Virginia Tech Studies Support Total Texting-While-Driving Ban
The results, reported Monday afternoon by The New York Times, dispel the belief that truly hands-free phones are just as dangerous as driving drunk but pinpoint texting as highly dangerous.
"Texting should be banned in moving vehicles for all drivers" is one of four recommendations made by the Virginia Tech Transportation Institute on Monday as it released data quantifying the risk of a crash or near crash for car and truck drivers who use cell phones as they drive. Several studies that employed cameras and instruments inside drivers' vehicles concluded drivers of heavy trucks who engage in texting as they drive are at 23.2 times the risk of truckers who do not.
This was the highest risk identified by VTTI, by far, in the results, which were reported Monday afternoon by The New York Times. The data dispel the belief that truly hands-free phones are just as dangerous as driving drunk but pinpoint texting as highly dangerous.
"The results show conclusively that a real key to significantly improving safety is keeping your eyes on the road," VTTI's news release states. "In contrast, 'cognitively intense' tasks (e.g., emotional conversations, 'books-on-tape,' etc.) can have a measurable effect in the laboratory, but the actual driving risks are much lower in comparison."
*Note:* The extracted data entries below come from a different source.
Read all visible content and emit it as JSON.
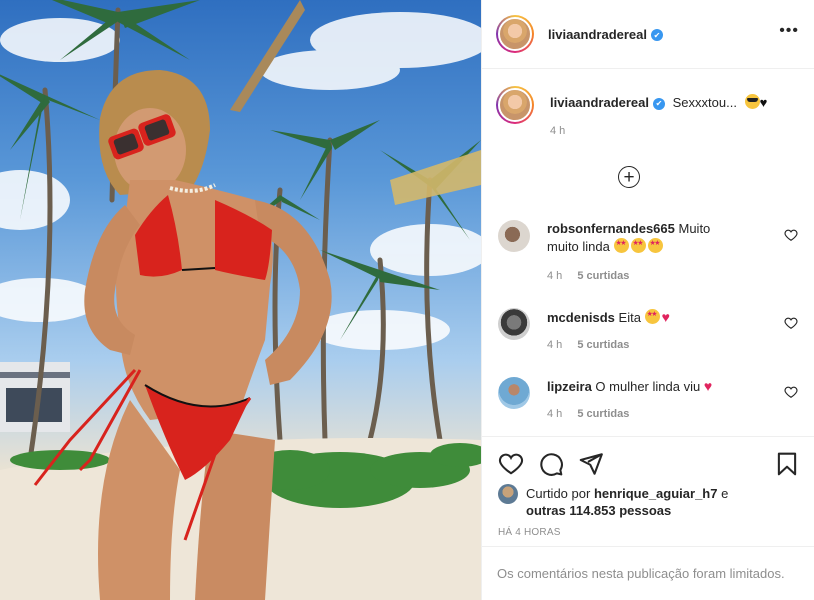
{
  "post": {
    "author": "liviaandradereal",
    "verified": true,
    "caption": "Sexxxtou...",
    "caption_emoji": [
      "smiling-face-with-sunglasses",
      "black-heart"
    ],
    "caption_time": "4 h",
    "more_label": "•••",
    "load_more_label": "+"
  },
  "comments": [
    {
      "username": "robsonfernandes665",
      "text_line1": "Muito",
      "text_line2": "muito linda",
      "emoji": [
        "star-struck",
        "star-struck",
        "star-struck"
      ],
      "time": "4 h",
      "likes": "5 curtidas"
    },
    {
      "username": "mcdenisds",
      "text_line1": "Eita",
      "emoji": [
        "star-struck",
        "red-heart"
      ],
      "time": "4 h",
      "likes": "5 curtidas"
    },
    {
      "username": "lipzeira",
      "text_line1": "O mulher linda viu",
      "emoji": [
        "red-heart"
      ],
      "time": "4 h",
      "likes": "5 curtidas"
    }
  ],
  "likes": {
    "prefix": "Curtido por",
    "user": "henrique_aguiar_h7",
    "connector": "e",
    "others": "outras 114.853 pessoas"
  },
  "age": "HÁ 4 HORAS",
  "comments_limited": "Os comentários nesta publicação foram limitados.",
  "icons": {
    "like": "heart-outline-icon",
    "comment": "comment-bubble-icon",
    "share": "paper-plane-icon",
    "save": "bookmark-icon",
    "verified": "verified-badge-icon"
  },
  "colors": {
    "text": "#262626",
    "secondary": "#8e8e8e",
    "border": "#efefef",
    "verified": "#3897f0",
    "heart_red": "#e0245e",
    "bikini_red": "#d8231d"
  }
}
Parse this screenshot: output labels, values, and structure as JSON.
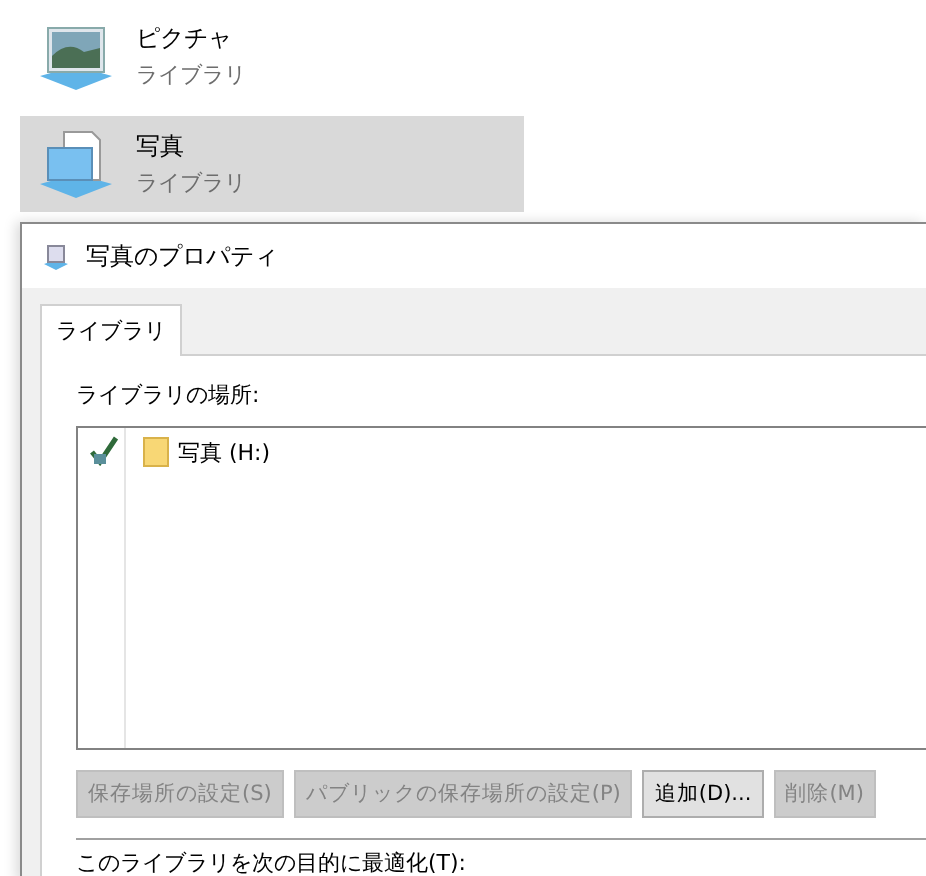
{
  "library_list": [
    {
      "name": "ピクチャ",
      "type": "ライブラリ",
      "kind": "pictures",
      "selected": false
    },
    {
      "name": "写真",
      "type": "ライブラリ",
      "kind": "documents",
      "selected": true
    }
  ],
  "dialog": {
    "title": "写真のプロパティ",
    "tabs": [
      {
        "label": "ライブラリ",
        "selected": true
      }
    ],
    "locations_label": "ライブラリの場所:",
    "locations": [
      {
        "name": "写真 (H:)",
        "default_save": true
      }
    ],
    "buttons": [
      {
        "label": "保存場所の設定(S)",
        "disabled": true
      },
      {
        "label": "パブリックの保存場所の設定(P)",
        "disabled": true
      },
      {
        "label": "追加(D)...",
        "disabled": false
      },
      {
        "label": "削除(M)",
        "disabled": true
      }
    ],
    "optimize_label": "このライブラリを次の目的に最適化(T):"
  }
}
The cell phone-related risks VTTI calculated are:
- Dialing cell phone: 2.8 times higher
- Talking/listening to cell phone: 1.3 times higher
- Reaching for object (electronic device and other): 1.4 times higher
- Dialing cell phone: 5.9 times higher
- Talking/listening to cell phone: 1.0 times higher
- Use/reach for electronic device: 6.7 times higher
- Text messaging: 23.2 times higher
The risk posed by texting while driving is so high because it draws the driver's eyes away from the roadway, the researchers found. But they said driving simulator studies suggest talking and listening to a cell phone while driving is not nearly as dangerous as driving drunk at the legal limit, although some other researchers have claimed that to be true. "Recent comparisons made in the literature greatly exaggerate the cell phone risk relative to the very serious effects of alcohol use, which increases the risk of a fatal crash approximately seven times that of sober driving," they wrote.
The institute's most important other recommendation Monday was banning all cell phone use by newly licensed teen drivers, because VTTI's research shows teens engage in cell phone use more frequently "and in much more risky situations" than adults. Headset cell phone use is not substantially safer than hand-held use because both involve dialing and other tasks that take the driver's eyes off the road, but a truly hands-free phone system is less risky, the institute reported.